Lo anterior conforma apenas una de las muchas maneras de las que “Trainspotting” dispone para poner a prueba los límites del buen gusto. No obstante, existe otro aspecto todavía más significativo en el que aspira a ser digno de nuestra mejor repulsión. Quizás en estos tiempos cada vez más nihilistas que corren difícilmente cuente con el mismo grado de trascendencia; mas para toda una generación que creció (y otras que continúan creciendo) al cobijo de la simplista premisa de “Di no a las drogas básicamente porque sí y punto”, encierra la clave para entender la razón por la cual, a veinte años de su estreno, asumo con toda confianza que no seré el último en seguir escribiendo y hablando sobre la película. Me refiero, desde luego, a lo consciente que demuestra ser respecto al hecho de que para tratar de entender en verdad a un adicto no hacen falta sermones, advertencias, moralismos ni políticas públicas, sino la compañía de otros adictos. Escuchar a la narración en off provista por Renton afirmar que “la gente piensa que solo se trata de miseria, desesperación y muerte; pero se olvidan del placer” equivale a oír una disimulada pero firme declaración de guerra al condescendiente paradigma de que el único junkie valido en la ficción es uno arrepentido. Esto último, más que la imagen de un hombre nadando en un inodoro sucio, quizás sea frente a muchos otros ojos lo verdaderamente obsceno.

No hace mucho, como parte de una de las proyecciones publicas de cine – foro que un servidor acostumbra organizar, “Trainspotting” fue exhibida.
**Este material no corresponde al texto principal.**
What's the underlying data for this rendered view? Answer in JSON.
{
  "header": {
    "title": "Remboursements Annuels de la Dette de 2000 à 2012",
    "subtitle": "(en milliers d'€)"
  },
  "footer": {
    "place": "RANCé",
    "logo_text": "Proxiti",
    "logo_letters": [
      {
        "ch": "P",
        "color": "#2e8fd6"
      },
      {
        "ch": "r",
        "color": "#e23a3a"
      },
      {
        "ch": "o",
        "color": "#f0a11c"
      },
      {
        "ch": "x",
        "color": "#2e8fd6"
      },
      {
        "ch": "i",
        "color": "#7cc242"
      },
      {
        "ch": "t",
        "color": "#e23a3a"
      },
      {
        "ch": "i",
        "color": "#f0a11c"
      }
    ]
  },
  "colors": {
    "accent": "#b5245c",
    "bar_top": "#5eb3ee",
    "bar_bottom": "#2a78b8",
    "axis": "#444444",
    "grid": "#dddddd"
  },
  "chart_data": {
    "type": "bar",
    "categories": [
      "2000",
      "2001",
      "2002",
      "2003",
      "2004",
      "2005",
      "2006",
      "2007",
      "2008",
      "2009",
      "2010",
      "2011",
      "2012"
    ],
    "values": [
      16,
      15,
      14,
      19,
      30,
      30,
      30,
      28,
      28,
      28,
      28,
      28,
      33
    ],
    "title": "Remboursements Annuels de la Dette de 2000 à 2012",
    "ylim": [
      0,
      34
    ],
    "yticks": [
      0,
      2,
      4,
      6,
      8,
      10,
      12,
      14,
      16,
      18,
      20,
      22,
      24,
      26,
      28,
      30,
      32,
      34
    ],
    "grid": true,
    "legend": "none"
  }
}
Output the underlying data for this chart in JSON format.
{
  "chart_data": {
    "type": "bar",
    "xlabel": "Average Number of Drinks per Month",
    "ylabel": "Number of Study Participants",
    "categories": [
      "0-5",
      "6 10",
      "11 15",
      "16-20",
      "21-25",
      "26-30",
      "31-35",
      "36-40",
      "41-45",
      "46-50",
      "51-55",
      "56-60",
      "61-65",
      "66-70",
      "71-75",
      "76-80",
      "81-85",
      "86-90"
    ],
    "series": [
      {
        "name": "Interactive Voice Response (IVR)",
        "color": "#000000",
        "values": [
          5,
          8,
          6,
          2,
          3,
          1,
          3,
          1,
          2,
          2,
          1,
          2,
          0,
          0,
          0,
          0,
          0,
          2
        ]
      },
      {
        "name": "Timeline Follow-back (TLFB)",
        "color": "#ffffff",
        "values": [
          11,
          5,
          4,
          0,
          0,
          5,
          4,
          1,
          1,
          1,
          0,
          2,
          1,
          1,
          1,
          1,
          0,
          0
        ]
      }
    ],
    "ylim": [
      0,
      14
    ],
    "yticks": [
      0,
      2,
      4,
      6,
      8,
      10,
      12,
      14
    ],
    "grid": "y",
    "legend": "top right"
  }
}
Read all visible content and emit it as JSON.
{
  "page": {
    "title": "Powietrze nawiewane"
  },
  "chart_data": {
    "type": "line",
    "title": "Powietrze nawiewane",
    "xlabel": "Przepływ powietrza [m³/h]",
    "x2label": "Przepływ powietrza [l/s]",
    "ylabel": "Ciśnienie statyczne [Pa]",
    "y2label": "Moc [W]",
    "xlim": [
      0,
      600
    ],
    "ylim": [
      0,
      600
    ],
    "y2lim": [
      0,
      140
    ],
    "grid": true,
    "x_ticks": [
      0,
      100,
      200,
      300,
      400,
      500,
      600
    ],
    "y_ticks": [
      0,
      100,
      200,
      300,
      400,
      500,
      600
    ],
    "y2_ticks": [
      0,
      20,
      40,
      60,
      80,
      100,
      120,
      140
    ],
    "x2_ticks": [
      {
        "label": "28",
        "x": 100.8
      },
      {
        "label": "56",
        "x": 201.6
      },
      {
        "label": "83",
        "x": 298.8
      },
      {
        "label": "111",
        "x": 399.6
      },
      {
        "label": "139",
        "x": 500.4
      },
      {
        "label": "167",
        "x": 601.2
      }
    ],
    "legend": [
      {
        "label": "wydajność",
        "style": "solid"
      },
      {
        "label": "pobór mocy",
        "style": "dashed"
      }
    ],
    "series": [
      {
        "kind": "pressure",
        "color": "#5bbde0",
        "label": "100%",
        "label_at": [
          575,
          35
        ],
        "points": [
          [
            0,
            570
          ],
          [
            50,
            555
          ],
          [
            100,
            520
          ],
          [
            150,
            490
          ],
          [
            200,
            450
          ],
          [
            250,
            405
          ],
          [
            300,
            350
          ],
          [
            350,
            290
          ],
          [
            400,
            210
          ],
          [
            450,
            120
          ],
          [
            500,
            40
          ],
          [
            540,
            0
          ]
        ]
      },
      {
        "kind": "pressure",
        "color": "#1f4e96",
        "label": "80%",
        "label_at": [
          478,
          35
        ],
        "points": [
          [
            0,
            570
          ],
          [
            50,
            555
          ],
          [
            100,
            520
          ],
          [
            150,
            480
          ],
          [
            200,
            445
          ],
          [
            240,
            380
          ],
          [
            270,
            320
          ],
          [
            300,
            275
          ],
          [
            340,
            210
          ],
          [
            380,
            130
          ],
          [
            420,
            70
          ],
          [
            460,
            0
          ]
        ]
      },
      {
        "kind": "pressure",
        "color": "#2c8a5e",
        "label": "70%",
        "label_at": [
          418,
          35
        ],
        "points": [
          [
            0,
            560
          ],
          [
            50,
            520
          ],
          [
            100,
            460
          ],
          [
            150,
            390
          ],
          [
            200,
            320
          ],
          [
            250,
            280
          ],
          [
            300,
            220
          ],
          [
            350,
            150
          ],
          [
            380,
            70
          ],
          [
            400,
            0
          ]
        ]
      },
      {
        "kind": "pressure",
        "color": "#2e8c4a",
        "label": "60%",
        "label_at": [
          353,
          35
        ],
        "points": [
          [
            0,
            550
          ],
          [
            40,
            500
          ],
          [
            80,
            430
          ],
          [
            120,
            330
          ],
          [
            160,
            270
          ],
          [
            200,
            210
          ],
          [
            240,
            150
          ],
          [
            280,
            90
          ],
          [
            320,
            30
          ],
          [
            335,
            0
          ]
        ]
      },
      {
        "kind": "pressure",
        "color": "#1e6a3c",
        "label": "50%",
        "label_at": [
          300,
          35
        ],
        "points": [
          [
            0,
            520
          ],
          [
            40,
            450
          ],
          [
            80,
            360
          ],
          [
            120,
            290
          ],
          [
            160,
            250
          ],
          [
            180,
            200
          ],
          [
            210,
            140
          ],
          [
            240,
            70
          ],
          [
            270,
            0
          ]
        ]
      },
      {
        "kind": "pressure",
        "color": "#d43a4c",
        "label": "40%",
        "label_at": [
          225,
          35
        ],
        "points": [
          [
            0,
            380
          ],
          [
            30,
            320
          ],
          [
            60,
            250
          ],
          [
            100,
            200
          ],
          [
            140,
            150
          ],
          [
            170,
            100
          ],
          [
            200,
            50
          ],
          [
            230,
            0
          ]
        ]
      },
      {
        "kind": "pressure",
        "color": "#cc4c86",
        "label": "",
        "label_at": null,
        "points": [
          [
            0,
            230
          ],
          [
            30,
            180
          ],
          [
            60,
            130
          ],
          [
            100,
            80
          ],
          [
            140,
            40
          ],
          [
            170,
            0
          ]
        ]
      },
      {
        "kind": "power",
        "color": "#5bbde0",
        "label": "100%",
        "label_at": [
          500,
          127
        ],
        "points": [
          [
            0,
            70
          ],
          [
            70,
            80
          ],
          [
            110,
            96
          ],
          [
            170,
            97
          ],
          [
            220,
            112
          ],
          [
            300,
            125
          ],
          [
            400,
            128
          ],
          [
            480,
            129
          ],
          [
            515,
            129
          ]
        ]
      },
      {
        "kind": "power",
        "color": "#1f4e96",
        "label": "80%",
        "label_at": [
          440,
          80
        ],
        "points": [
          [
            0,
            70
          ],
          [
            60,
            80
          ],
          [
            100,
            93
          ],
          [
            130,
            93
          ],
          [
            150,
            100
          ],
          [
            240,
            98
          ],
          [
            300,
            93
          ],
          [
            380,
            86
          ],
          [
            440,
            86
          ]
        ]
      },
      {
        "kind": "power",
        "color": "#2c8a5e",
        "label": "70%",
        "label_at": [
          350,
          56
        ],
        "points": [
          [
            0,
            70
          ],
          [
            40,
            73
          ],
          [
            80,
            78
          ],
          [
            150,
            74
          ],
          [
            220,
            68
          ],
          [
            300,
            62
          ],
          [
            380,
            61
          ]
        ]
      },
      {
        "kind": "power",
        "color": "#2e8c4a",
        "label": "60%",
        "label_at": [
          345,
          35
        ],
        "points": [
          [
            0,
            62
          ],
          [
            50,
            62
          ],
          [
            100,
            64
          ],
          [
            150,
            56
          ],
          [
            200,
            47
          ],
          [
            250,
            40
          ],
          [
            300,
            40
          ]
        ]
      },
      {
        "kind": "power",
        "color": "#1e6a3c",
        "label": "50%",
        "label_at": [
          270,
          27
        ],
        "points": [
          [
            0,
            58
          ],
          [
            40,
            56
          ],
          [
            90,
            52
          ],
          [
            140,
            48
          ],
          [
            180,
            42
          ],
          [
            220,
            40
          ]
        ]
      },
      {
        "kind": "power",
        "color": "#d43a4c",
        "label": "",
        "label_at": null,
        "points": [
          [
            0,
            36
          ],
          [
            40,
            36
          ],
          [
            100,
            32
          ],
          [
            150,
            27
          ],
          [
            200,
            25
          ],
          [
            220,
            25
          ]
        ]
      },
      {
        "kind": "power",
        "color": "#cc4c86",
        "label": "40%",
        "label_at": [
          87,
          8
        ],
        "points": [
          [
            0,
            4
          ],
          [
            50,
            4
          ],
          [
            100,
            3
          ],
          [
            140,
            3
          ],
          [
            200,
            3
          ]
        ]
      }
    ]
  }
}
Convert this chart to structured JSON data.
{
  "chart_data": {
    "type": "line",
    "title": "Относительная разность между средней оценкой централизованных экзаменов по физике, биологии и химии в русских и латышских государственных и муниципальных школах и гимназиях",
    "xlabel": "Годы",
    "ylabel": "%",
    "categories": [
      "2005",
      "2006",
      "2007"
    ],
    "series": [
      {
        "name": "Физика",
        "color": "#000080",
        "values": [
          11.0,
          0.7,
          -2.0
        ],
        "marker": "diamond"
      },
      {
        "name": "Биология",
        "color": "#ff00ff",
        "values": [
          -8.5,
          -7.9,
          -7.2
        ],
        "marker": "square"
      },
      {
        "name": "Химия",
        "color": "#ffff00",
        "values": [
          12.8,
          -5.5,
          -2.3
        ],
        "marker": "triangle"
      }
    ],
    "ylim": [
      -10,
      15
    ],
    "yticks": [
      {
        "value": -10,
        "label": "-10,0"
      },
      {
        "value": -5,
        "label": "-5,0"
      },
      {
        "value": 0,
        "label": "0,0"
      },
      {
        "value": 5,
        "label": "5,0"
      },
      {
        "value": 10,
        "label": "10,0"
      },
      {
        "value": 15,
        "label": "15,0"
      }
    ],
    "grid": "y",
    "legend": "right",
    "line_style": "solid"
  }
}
En medio de la considerable asistencia juvenil a punto de hacer zozobrar a la diminuta video sala que era nuestra sede, destacaba la presencia de dos señoras cuyo semblante muy recatado me hizo suponerlas pertenecientes a la sociedad de padres de familia en algún colegio católico. Aunado al hecho de que habían llegado tarde, deduje que habían entrado sin tener la menor idea de qué irían a ver. Mis sospechas fueron confirmadas cuando las vi abandonando el recinto a sólo quince minutos de haber llegado, cargando en sus rostros una innegable mueca de desconcierto y de disgusto. Quizás desesperadas por gritar a los cuatro vientos las mismas preguntas planteadas por Margarita López Portillo cuarenta años atrás: ¿Por qué nada más lo negro? ¿Por qué? ¿“Por qué”? ¿POR QUÉ $!&/ADOS NO?